Sentado en un pequeño callejón de este laberinto, Normari se amontona con una docena de mujeres y niños frente a un refugio hecho de todos los materiales posibles, ingeniosamente dispuestos, encontrados aquí y allá o generosamente ofrecidos. Lona, mantas, bambú, cartón, plástico, chapa, todo está ahí. En total, 5 familias, o 25 personas, comparten este espacio. Es hora de acostar a los siete niños bajo su cuidado.
“Mi sobrino tiene solo unas semanas y duerme en el suelo. Solo estamos aquí porque no tenemos otras opciones, de lo contrario estaríamos en nuestro país. Al menos aquí comen los niños”.
Normari fue el primero en llegar a Brasil. Toda su familia, sus tres hijos, cuatro sobrinos y su madre, se unieron a ella la noche del 24 de diciembre.

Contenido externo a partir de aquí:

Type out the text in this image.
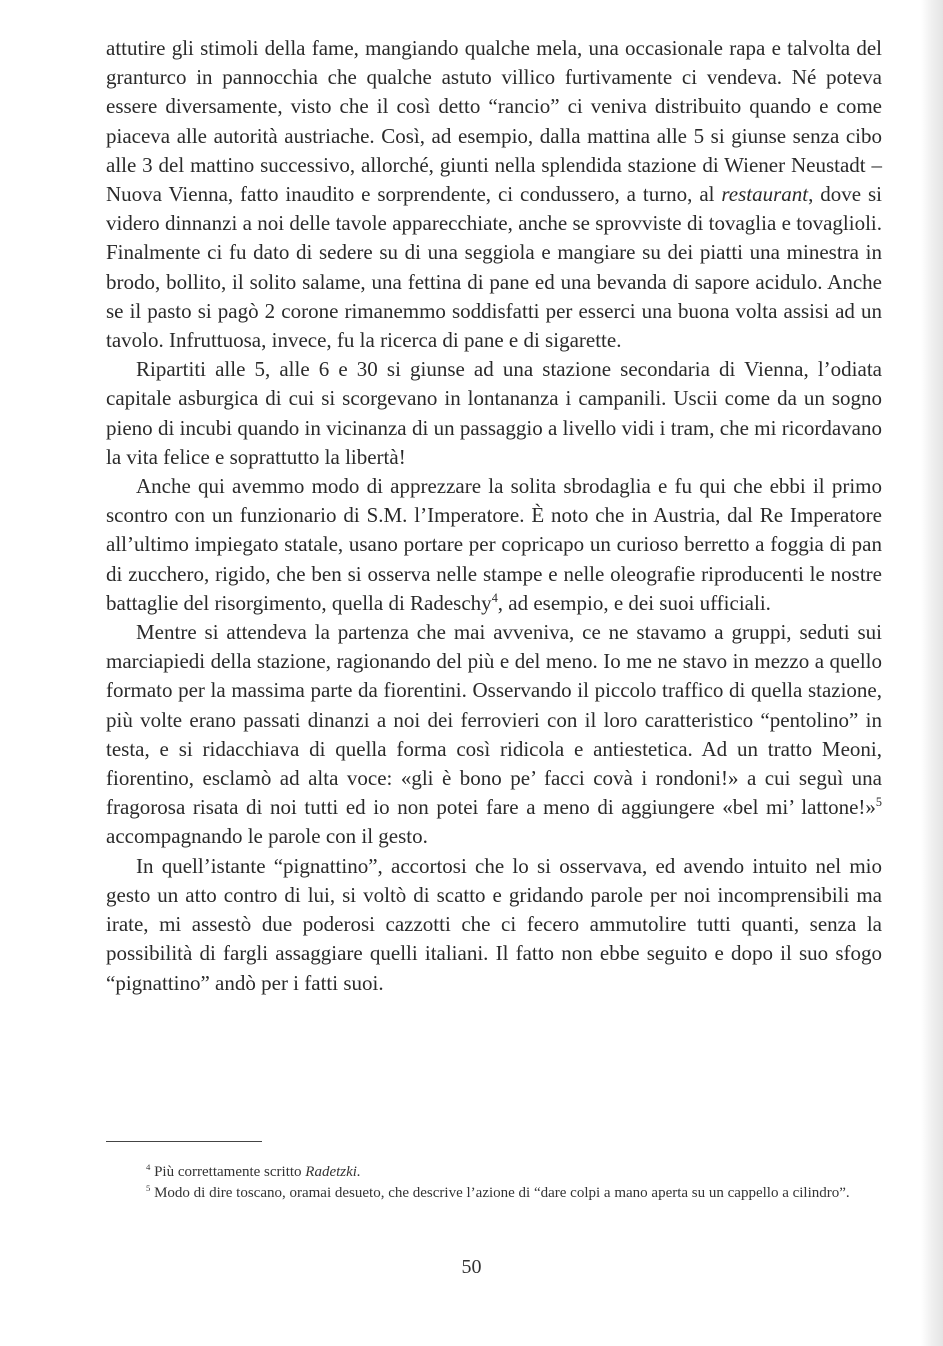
attutire gli stimoli della fame, mangiando qualche mela, una occasionale rapa e talvolta del granturco in pannocchia che qualche astuto villico furtivamente ci vendeva. Né poteva essere diversamente, visto che il così detto “rancio” ci veniva distribuito quando e come piaceva alle autorità austriache. Così, ad esempio, dalla mattina alle 5 si giunse senza cibo alle 3 del mattino successivo, allorché, giunti nella splendida stazione di Wiener Neustadt – Nuova Vienna, fatto inaudito e sorprendente, ci condussero, a turno, al restaurant, dove si videro dinnanzi a noi delle tavole apparecchiate, anche se sprovviste di tovaglia e tovaglioli. Finalmente ci fu dato di sedere su di una seggiola e mangiare su dei piatti una minestra in brodo, bollito, il solito salame, una fettina di pane ed una bevanda di sapore acidulo. Anche se il pasto si pagò 2 corone rimanemmo soddisfatti per esserci una buona volta assisi ad un tavolo. Infruttuosa, invece, fu la ricerca di pane e di sigarette.

Ripartiti alle 5, alle 6 e 30 si giunse ad una stazione secondaria di Vienna, l’odiata capitale asburgica di cui si scorgevano in lontananza i campanili. Uscii come da un sogno pieno di incubi quando in vicinanza di un passaggio a livello vidi i tram, che mi ricordavano la vita felice e soprattutto la libertà!

Anche qui avemmo modo di apprezzare la solita sbrodaglia e fu qui che ebbi il primo scontro con un funzionario di S.M. l’Imperatore. È noto che in Austria, dal Re Imperatore all’ultimo impiegato statale, usano portare per copricapo un curioso berretto a foggia di pan di zucchero, rigido, che ben si osserva nelle stampe e nelle oleografie riproducenti le nostre battaglie del risorgimento, quella di Radeschy$^4$, ad esempio, e dei suoi ufficiali.

Mentre si attendeva la partenza che mai avveniva, ce ne stavamo a gruppi, seduti sui marciapiedi della stazione, ragionando del più e del meno. Io me ne stavo in mezzo a quello formato per la massima parte da fiorentini. Osservando il piccolo traffico di quella stazione, più volte erano passati dinanzi a noi dei ferrovieri con il loro caratteristico “pentolino” in testa, e si ridacchiava di quella forma così ridicola e antiestetica. Ad un tratto Meoni, fiorentino, esclamò ad alta voce: «gli è bono pe’ facci covà i rondoni!» a cui seguì una fragorosa risata di noi tutti ed io non potei fare a meno di aggiungere «bel mi’ lattone!»$^5$ accompagnando le parole con il gesto.

In quell’istante “pignattino”, accortosi che lo si osservava, ed avendo intuito nel mio gesto un atto contro di lui, si voltò di scatto e gridando parole per noi incomprensibili ma irate, mi assestò due poderosi cazzotti che ci fecero ammutolire tutti quanti, senza la possibilità di fargli assaggiare quelli italiani. Il fatto non ebbe seguito e dopo il suo sfogo “pignattino” andò per i fatti suoi.

$^4$ Più correttamente scritto Radetzki.

$^5$ Modo di dire toscano, oramai desueto, che descrive l’azione di “dare colpi a mano aperta su un cappello a cilindro”.

50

“Mi hijo sufría de gusanos en Venezuela. Le salían gusanos de la boca y ni siquiera teníamos dinero para comprar medicinas”.

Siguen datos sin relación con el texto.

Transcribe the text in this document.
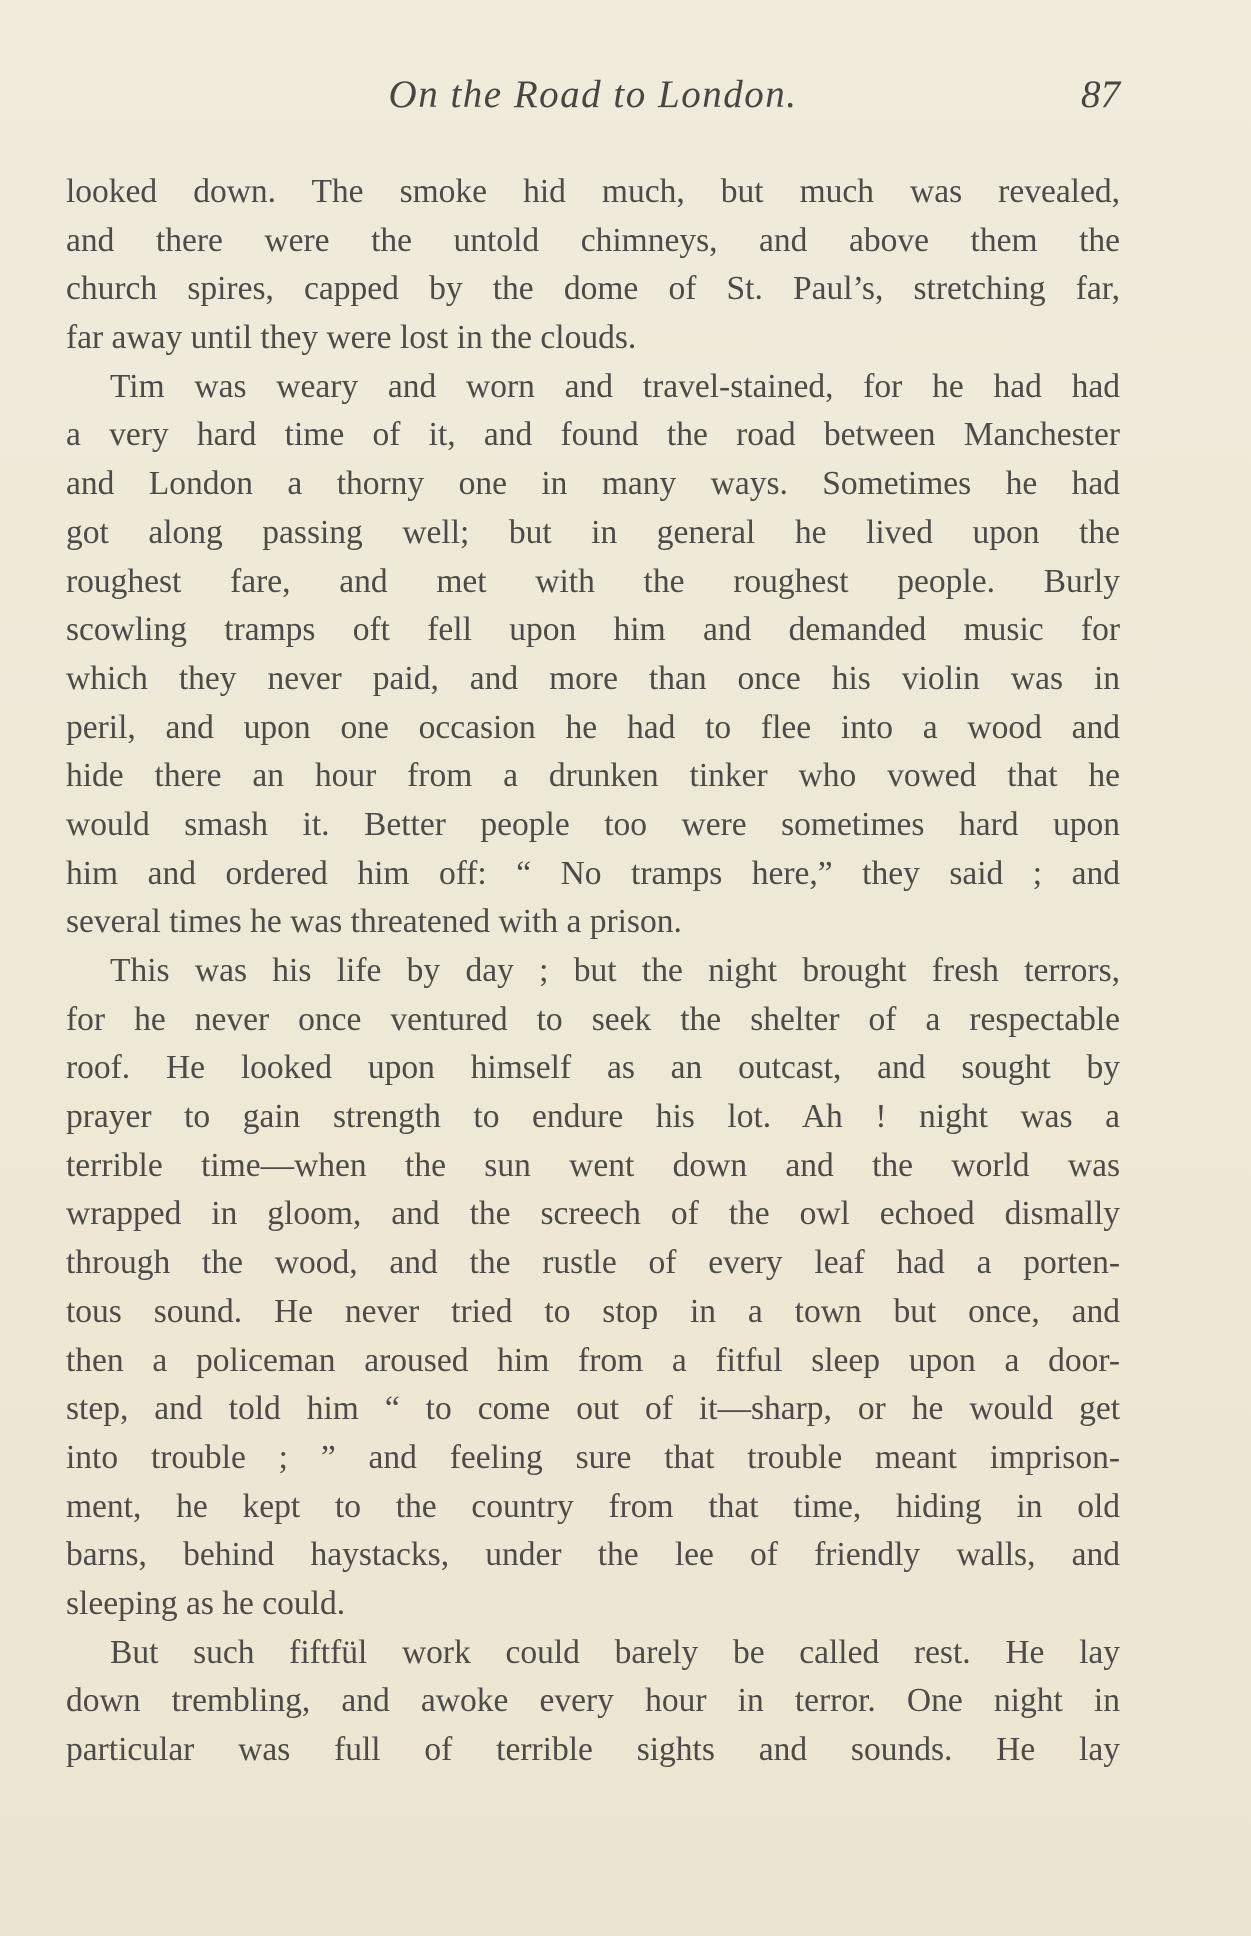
On the Road to London.	87
looked down. The smoke hid much, but much was revealed,
and there were the untold chimneys, and above them the
church spires, capped by the dome of St. Paul’s, stretching far,
far away until they were lost in the clouds.
Tim was weary and worn and travel-stained, for he had had
a very hard time of it, and found the road between Manchester
and London a thorny one in many ways. Sometimes he had
got along passing well; but in general he lived upon the
roughest fare, and met with the roughest people. Burly
scowling tramps oft fell upon him and demanded music for
which they never paid, and more than once his violin was in
peril, and upon one occasion he had to flee into a wood and
hide there an hour from a drunken tinker who vowed that he
would smash it. Better people too were sometimes hard upon
him and ordered him off: “ No tramps here,” they said ; and
several times he was threatened with a prison.
This was his life by day ; but the night brought fresh terrors,
for he never once ventured to seek the shelter of a respectable
roof. He looked upon himself as an outcast, and sought by
prayer to gain strength to endure his lot. Ah ! night was a
terrible time—when the sun went down and the world was
wrapped in gloom, and the screech of the owl echoed dismally
through the wood, and the rustle of every leaf had a porten-
tous sound. He never tried to stop in a town but once, and
then a policeman aroused him from a fitful sleep upon a door-
step, and told him “ to come out of it—sharp, or he would get
into trouble ; ” and feeling sure that trouble meant imprison-
ment, he kept to the country from that time, hiding in old
barns, behind haystacks, under the lee of friendly walls, and
sleeping as he could.
But such fiftfül work could barely be called rest. He lay
down trembling, and awoke every hour in terror. One night in
particular was full of terrible sights and sounds. He lay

En este pequeño territorio ocupado de Pacaraima, las condiciones de vida están lejos de la esperanza que despierta el exilio. Con las personas que se ven obligadas a realizar trabajos informales en estos tiempos de Covid-19, poner pan en la mesa es más que incierto. Todos hablan de la angustia de poder comer al menos una comida al día en Brasil, pensando en los familiares que se quedaron en Venezuela que, por su parte, sufren aún más de hambre.

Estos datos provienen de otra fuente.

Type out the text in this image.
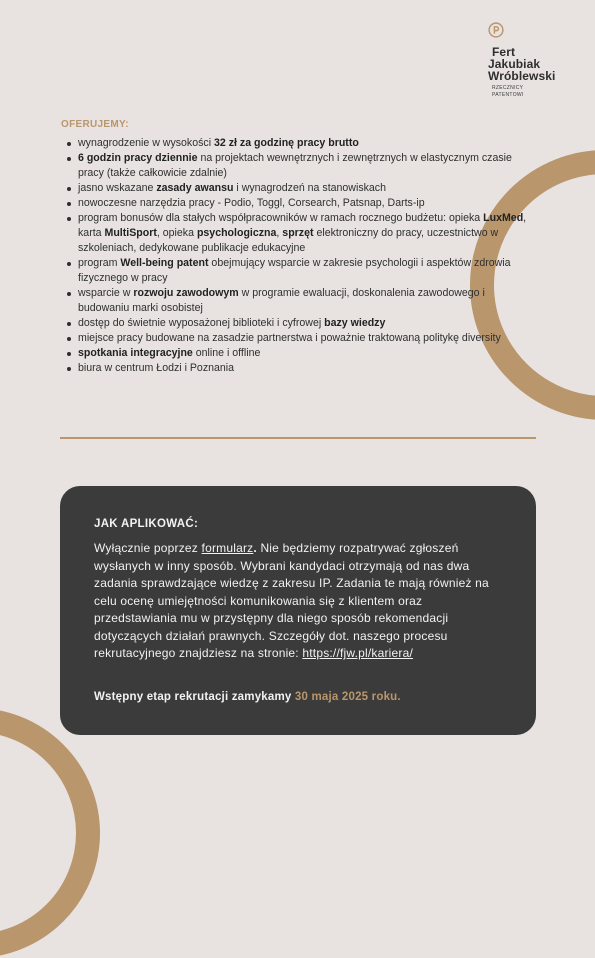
Fert
Jakubiak
Wróblewski
RZECZNICY
PATENTOWI
OFERUJEMY:
wynagrodzenie w wysokości 32 zł za godzinę pracy brutto
6 godzin pracy dziennie na projektach wewnętrznych i zewnętrznych w elastycznym czasie pracy (także całkowicie zdalnie)
jasno wskazane zasady awansu i wynagrodzeń na stanowiskach
nowoczesne narzędzia pracy - Podio, Toggl, Corsearch, Patsnap, Darts-ip
program bonusów dla stałych współpracowników w ramach rocznego budżetu: opieka LuxMed, karta MultiSport, opieka psychologiczna, sprzęt elektroniczny do pracy, uczestnictwo w szkoleniach, dedykowane publikacje edukacyjne
program Well-being patent obejmujący wsparcie w zakresie psychologii i aspektów zdrowia fizycznego w pracy
wsparcie w rozwoju zawodowym w programie ewaluacji, doskonalenia zawodowego i budowaniu marki osobistej
dostęp do świetnie wyposażonej biblioteki i cyfrowej bazy wiedzy
miejsce pracy budowane na zasadzie partnerstwa i poważnie traktowaną politykę diversity
spotkania integracyjne online i offline
biura w centrum Łodzi i Poznania
JAK APLIKOWAĆ:
Wyłącznie poprzez formularz. Nie będziemy rozpatrywać zgłoszeń wysłanych w inny sposób. Wybrani kandydaci otrzymają od nas dwa zadania sprawdzające wiedzę z zakresu IP. Zadania te mają również na celu ocenę umiejętności komunikowania się z klientem oraz przedstawiania mu w przystępny dla niego sposób rekomendacji dotyczących działań prawnych. Szczegóły dot. naszego procesu rekrutacyjnego znajdziesz na stronie: https://fjw.pl/kariera/
Wstępny etap rekrutacji zamykamy 30 maja 2025 roku.
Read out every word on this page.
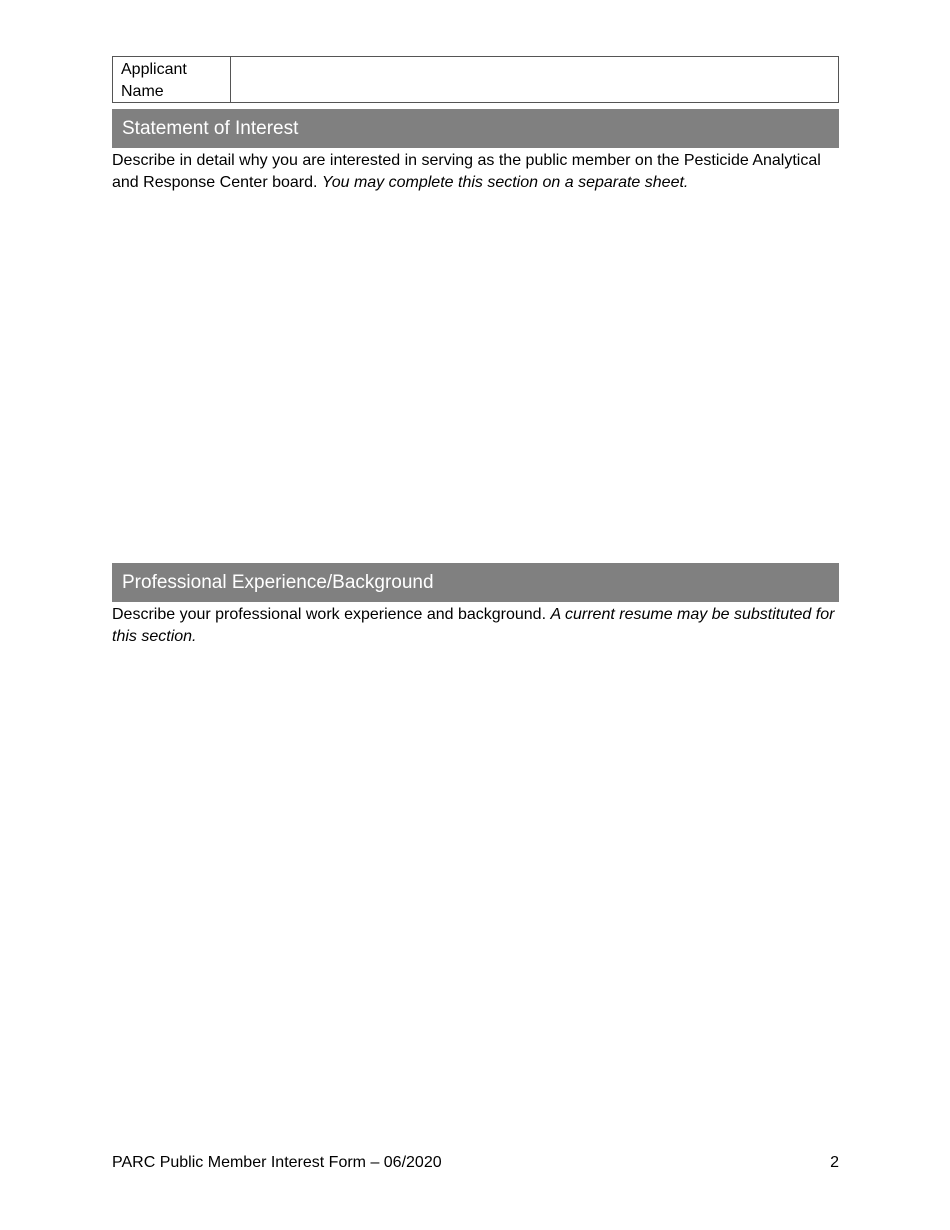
Applicant Name
Statement of Interest
Describe in detail why you are interested in serving as the public member on the Pesticide Analytical and Response Center board. You may complete this section on a separate sheet.
Professional Experience/Background
Describe your professional work experience and background. A current resume may be substituted for this section.
PARC Public Member Interest Form – 06/2020	2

Vivir en la pobreza en Ocupación de Orquídeas
“Comer un plato de comida es pensar en los de allá que no comen”, dice Helena, que también se presentó antes que su pareja. Llegó el día antes del cierre de la frontera, después de despedirse de sus hijos. Él, Domingo, se unió a ella en diciembre tras la muerte de su hijo mayor, quien partió para probar suerte en Colombia.
Ninguno de ellos pudo ver a su hijo por última vez antes de que se fuera. El estado de salud de Domingo se ha deteriorado en las últimas semanas y ha podido ver a un médico de Médicos sin Fronteras.
Me tienen que operar, pero no tengo papeles, tengo miedo de ir al hospital y finalmente que me expulsen.
Este miedo de todos los tiempos, el de ser expulsados, repatriados, es compartido por todos.
El sol se pone y se escuchan voces a la entrada de la zona ocupada por los refugiados. Un pequeño grupo comienza una oración que resuena a través de las montañas y se mezcla con los cantos de las aves tropicales. Oramos por los padres, hijos, hermanos y hermanas que se quedaron allí. Oramos por una vida mejor aquí en Brasil.
Con la colaboración de Carol Mira
Este informe fue elaborado con la ayuda del Fondo Internacional de Periodismo de Quebec. Para proteger la identidad de algunos refugiados en situación precaria, algunos apellidos no aparecen en este informe.